An object is a thing that exists as physical matter. It has mass, takes up space, and can be observed. A rock, a cup, a chair, a person’s body, a planet — all objects.
Objects have two properties that non-physical things lack: they are massive (they have weight and resist being moved) and they are notable (they can be seen, touched, or otherwise sensed). A thought has neither property. A number has neither. An object has both.
Objects occupy locations. A cup is on the table. A book is in the bag. A ship is at port. At any given moment, an object is somewhere — inside a container, on a surface, in an area. Objects move between locations: you pick the cup up, carry it to the kitchen, set it down. The cup’s identity persists through the move. Location changes; the object stays the same object.
Objects can be moved or be stationary. In TAB’s model hierarchy, a mobile is an object that moves under its own power or by being carried. A chair is an object but not a mobile — it stays where you put it unless someone moves it. A person is a mobile — they walk from room to room on their own.
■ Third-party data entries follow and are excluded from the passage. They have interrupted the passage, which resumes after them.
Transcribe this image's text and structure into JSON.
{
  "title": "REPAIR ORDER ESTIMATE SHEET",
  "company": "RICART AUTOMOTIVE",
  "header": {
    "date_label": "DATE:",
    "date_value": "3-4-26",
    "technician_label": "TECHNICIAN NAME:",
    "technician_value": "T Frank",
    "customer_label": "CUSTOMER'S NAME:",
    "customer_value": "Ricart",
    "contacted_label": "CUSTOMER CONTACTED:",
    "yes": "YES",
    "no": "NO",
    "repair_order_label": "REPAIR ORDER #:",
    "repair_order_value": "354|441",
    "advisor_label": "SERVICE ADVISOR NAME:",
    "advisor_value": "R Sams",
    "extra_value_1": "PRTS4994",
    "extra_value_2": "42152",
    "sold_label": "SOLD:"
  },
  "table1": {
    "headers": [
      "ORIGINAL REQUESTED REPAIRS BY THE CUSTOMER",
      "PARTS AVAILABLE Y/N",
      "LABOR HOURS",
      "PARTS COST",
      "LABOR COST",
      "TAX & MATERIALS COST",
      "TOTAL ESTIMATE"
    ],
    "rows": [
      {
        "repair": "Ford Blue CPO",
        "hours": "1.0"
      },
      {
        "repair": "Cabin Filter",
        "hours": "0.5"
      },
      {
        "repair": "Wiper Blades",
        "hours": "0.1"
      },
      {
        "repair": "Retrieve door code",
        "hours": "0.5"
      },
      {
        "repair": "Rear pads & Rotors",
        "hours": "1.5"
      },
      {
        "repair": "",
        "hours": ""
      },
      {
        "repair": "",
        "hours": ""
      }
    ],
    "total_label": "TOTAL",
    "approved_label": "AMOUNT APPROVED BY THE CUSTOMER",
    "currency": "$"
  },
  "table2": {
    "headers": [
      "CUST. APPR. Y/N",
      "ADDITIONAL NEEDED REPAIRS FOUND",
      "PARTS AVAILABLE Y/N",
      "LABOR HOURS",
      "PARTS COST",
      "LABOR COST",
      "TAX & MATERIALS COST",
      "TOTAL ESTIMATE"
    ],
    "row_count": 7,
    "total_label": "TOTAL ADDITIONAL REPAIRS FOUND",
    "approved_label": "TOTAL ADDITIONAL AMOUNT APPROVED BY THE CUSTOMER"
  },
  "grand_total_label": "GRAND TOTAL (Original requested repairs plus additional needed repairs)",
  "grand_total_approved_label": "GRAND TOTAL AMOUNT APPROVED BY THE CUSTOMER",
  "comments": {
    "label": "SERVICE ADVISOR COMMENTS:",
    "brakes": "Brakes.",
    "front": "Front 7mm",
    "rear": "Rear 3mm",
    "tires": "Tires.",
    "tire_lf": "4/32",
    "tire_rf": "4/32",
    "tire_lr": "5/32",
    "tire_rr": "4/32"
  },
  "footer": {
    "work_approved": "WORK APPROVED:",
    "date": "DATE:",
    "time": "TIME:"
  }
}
Objects can be inside containers but are not themselves containers unless they have an inside. A ball is an object but not a container — there is no inside to put things in. A box is both an object and a container — it has mass and takes up space (object), and it has an inside where you can put things (container). A bag, a jar, a room — all objects that are also containers.
The distinction between object and thing matters because some things are not objects. A rule is a thing but not an object. A promise is a thing but not an object. An institution is a thing but not an object. The word “object” picks out the physical subset of things — the ones you can drop on your foot.